The existence  of her arms remains a mystery. Some accounts say the sculptor never gave her arms. Others state that her arms were unearthed with the rest of her body in 1820, but were deemed unoriginal and never reattached.  

According to mythology, Venus is regarded as the Roman goddess of love, beauty, sexuality, military victory, and prosperity—a force to be reckoned with. Some sources say she is also the goddess of prostitution. No doubt, she seems to embody the full complexity of our femininity: a fractured beauty with both jagged edges and sensual curves, her body unearthed in fragments, partially pieced back together, and now on display like a trophy.

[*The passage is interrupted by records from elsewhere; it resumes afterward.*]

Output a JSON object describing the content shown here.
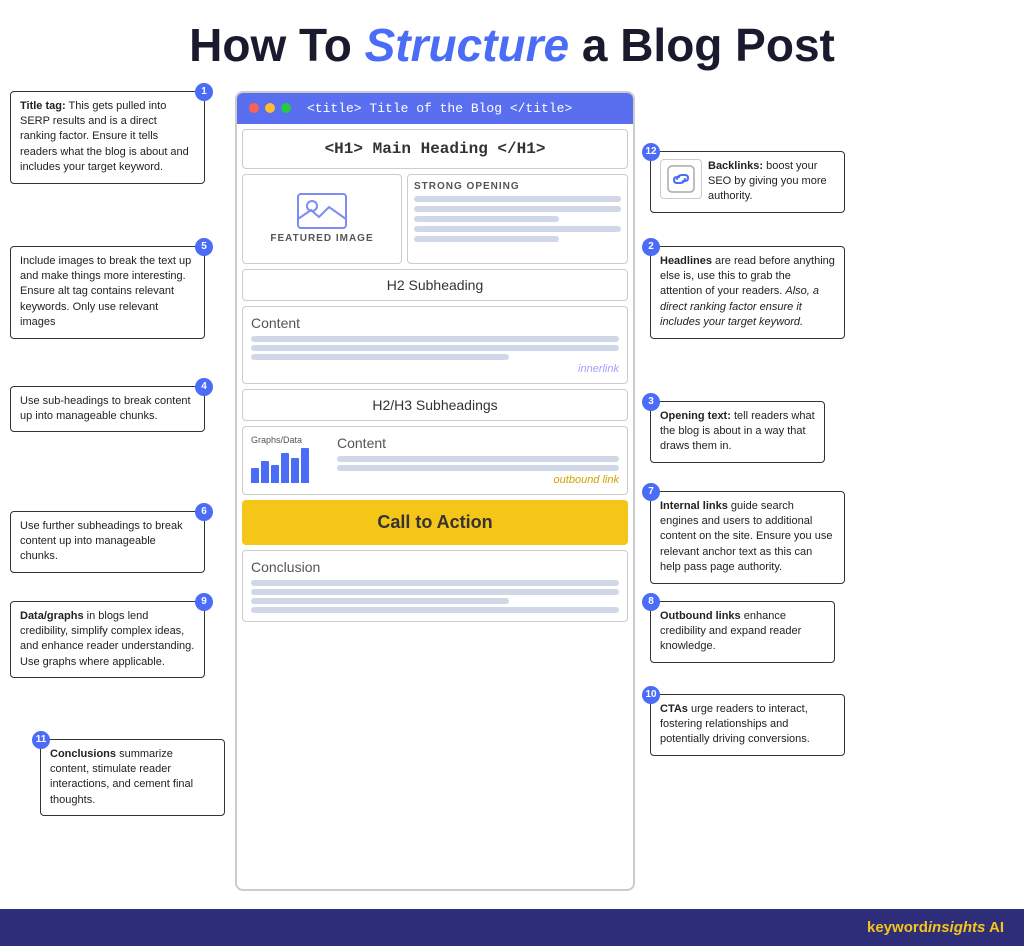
{
  "title": {
    "prefix": "How To ",
    "highlight": "Structure",
    "suffix": " a Blog Post"
  },
  "browser": {
    "title": "<title> Title of the Blog </title>"
  },
  "blog": {
    "h1": "<H1> Main Heading </H1>",
    "featured_image_label": "FEATURED IMAGE",
    "strong_opening_label": "STRONG OPENING",
    "h2_subheading": "H2 Subheading",
    "content": "Content",
    "innerlink": "innerlink",
    "h23_subheading": "H2/H3 Subheadings",
    "graphs_data_label": "Graphs/Data",
    "outbound_link": "outbound link",
    "cta": "Call to Action",
    "conclusion": "Conclusion"
  },
  "annotations": {
    "a1": {
      "num": "1",
      "bold": "Title tag:",
      "text": " This gets pulled into SERP results and is a direct ranking factor. Ensure it tells  readers what the blog is about and includes your target keyword."
    },
    "a5": {
      "num": "5",
      "text": "Include images to break the text up and make things more interesting. Ensure alt tag contains relevant keywords.  Only use relevant images"
    },
    "a4": {
      "num": "4",
      "text": "Use sub-headings to break content up into manageable chunks."
    },
    "a6": {
      "num": "6",
      "text": "Use further subheadings to break content up into manageable chunks."
    },
    "a9": {
      "num": "9",
      "bold": "Data/graphs",
      "text": " in blogs lend credibility, simplify complex ideas, and enhance reader understanding. Use graphs where applicable."
    },
    "a11": {
      "num": "11",
      "bold": "Conclusions",
      "text": " summarize content, stimulate reader interactions, and cement final thoughts."
    },
    "a2": {
      "num": "2",
      "bold": "Headlines",
      "text": " are read before anything else is, use this to grab the attention of your readers. ",
      "italic": "Also, a direct ranking factor ensure it includes your target keyword."
    },
    "a3": {
      "num": "3",
      "bold": "Opening text:",
      "text": " tell readers what the blog is about in a way that draws them in."
    },
    "a7": {
      "num": "7",
      "bold": "Internal links",
      "text": " guide search engines and users to additional content on the site. Ensure you use relevant anchor text as this can help pass page authority."
    },
    "a8": {
      "num": "8",
      "bold": "Outbound links",
      "text": " enhance credibility and expand reader knowledge."
    },
    "a10": {
      "num": "10",
      "bold": "CTAs",
      "text": " urge readers to interact, fostering  relationships and potentially driving conversions."
    },
    "a12": {
      "num": "12",
      "bold": "Backlinks:",
      "text": " boost your SEO by giving you more authority."
    }
  },
  "footer": {
    "brand": "keyword",
    "brand_highlight": "insights",
    "brand_suffix": " AI"
  }
}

Her figure is haunting and hard to look away from. It makes me wonder if feminine beauty can ever exist purely, apart from fragmentation and consumption.

There’s a fine line between beholding beauty and exploiting it.

Our teacher angles a spotlight on her towering body to accentuate every shadow. I pick up my dark charcoal and get to work, the soft gray pigment smeared across my fingertips. Our teacher puts on music while we draw. Tonight’s selection is Bob Marley, No Woman No Cry.

As we work, our teacher comments to the whole class as he observes us individually. One thing he says sticks with me forever:

“Art is the ability to see. It’s not a matter of your hand’s ability to glide the chalk over the paper. It’s all in the eyes.”

That night, I hone in on the relationship of one thing to another, the space between them, the light sides and dark shadows. I realize that truth can’t be captured if it can’t be seen, and good art requires a commitment to reality, free from the haze of delusion.

***

I still have my drawing of Venus de Milo. She now hangs on the wall opposite my bed. Twenty years ago, on the night that I drew her, I couldn’t see myself in her, but now the connections are becoming clear.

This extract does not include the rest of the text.